SANTA CLARA -- No punt returner in the history of college football has been as dynamic as Dante Pettis.
In four seasons at Washington, one out of every 10 punt returns he fielded ended up in the end zone. Pettis averaged 14.2 yards per return and registered a college-football-record nine career touchdowns.
Yet, in his two seasons with the 49ers, Pettis was a non-factor in the return game. As a rookie, he averaged 3.0 yards on nine returns. He was never used on special teams in his second season, as his playing time on offense dwindled to nothing.
Pettis fell out of favor as a wide receiver. He has gotten off to a better start during training camp this summer.
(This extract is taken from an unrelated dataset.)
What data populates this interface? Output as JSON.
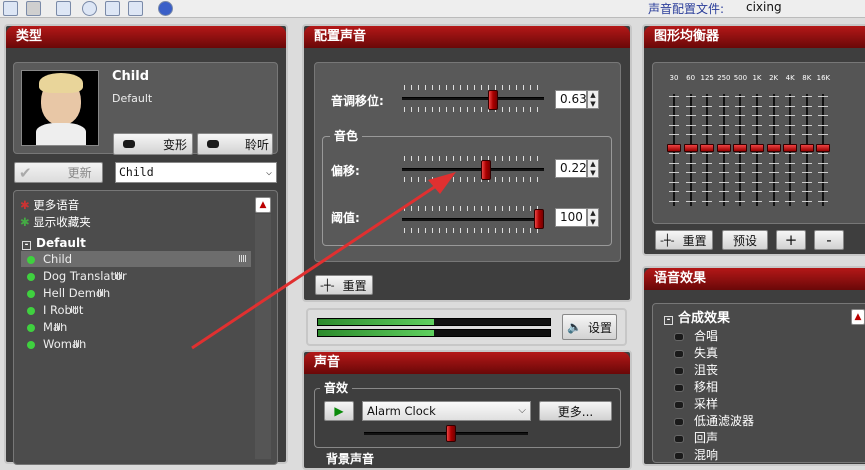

And, now, he has a chance to make a great contribution to the team as a whole.
So what does Pettis have to do in 2020 to earn coach Kyle Shanahan's trust and earn the opportunity to make a contribution in the return game?
“He's got to be better than the other guys,” 49ers coach Kyle Shanahan said, succinctly.
“We’ve got a number of guys who can do that. I think in order to be better than other guys, it starts with who can catch it the best. No matter how good a guy is back there, you can't put a guy back there who can't consistently catch it.”
Pettis did not look comfortable fielding the ball off the foot of NFL punters in his first two years with the club. He muffed two of his nine attempts as a rookie, and after struggling in practices, he never even earned a chance in 2019.
The 49ers need a new return man to open this season, as Richie James is expected to miss at least the first six weeks of the season as he recovers from surgery to repair a fractured wrist.
James proved to be reliable last season in that role. In the regular season, he averaged 8.0 yards on 33 returns without a fumble. Other than a muffed punt to open the Super Bowl, James gave the 49ers what they wanted.
This summer, Pettis, Brandon Aiyuk, Trent Taylor, Tavon Austin and J.J. Nelson appear to be in competition for the role to open the season on Sept. 13 against the Arizona Cardinals.
Shanahan said the ability to catch the ball consistently is the first factor to weigh. After that, the team has to consider consistency against big-play ability.
Among the team's wide receivers, Pettis is behind Aiyuk, Deebo Samuel and Kendrick Bourne. He has made significant strides on offense. And if he can field punts comfortably, Pettis will get his chance to make an impact on special teams.
“We know he's got some play-making ability,” Shanahan said. “If he catches it out here consistent, he’ll get those opportunities in the game and then we'll see how good his average is and how many big plays he makes.”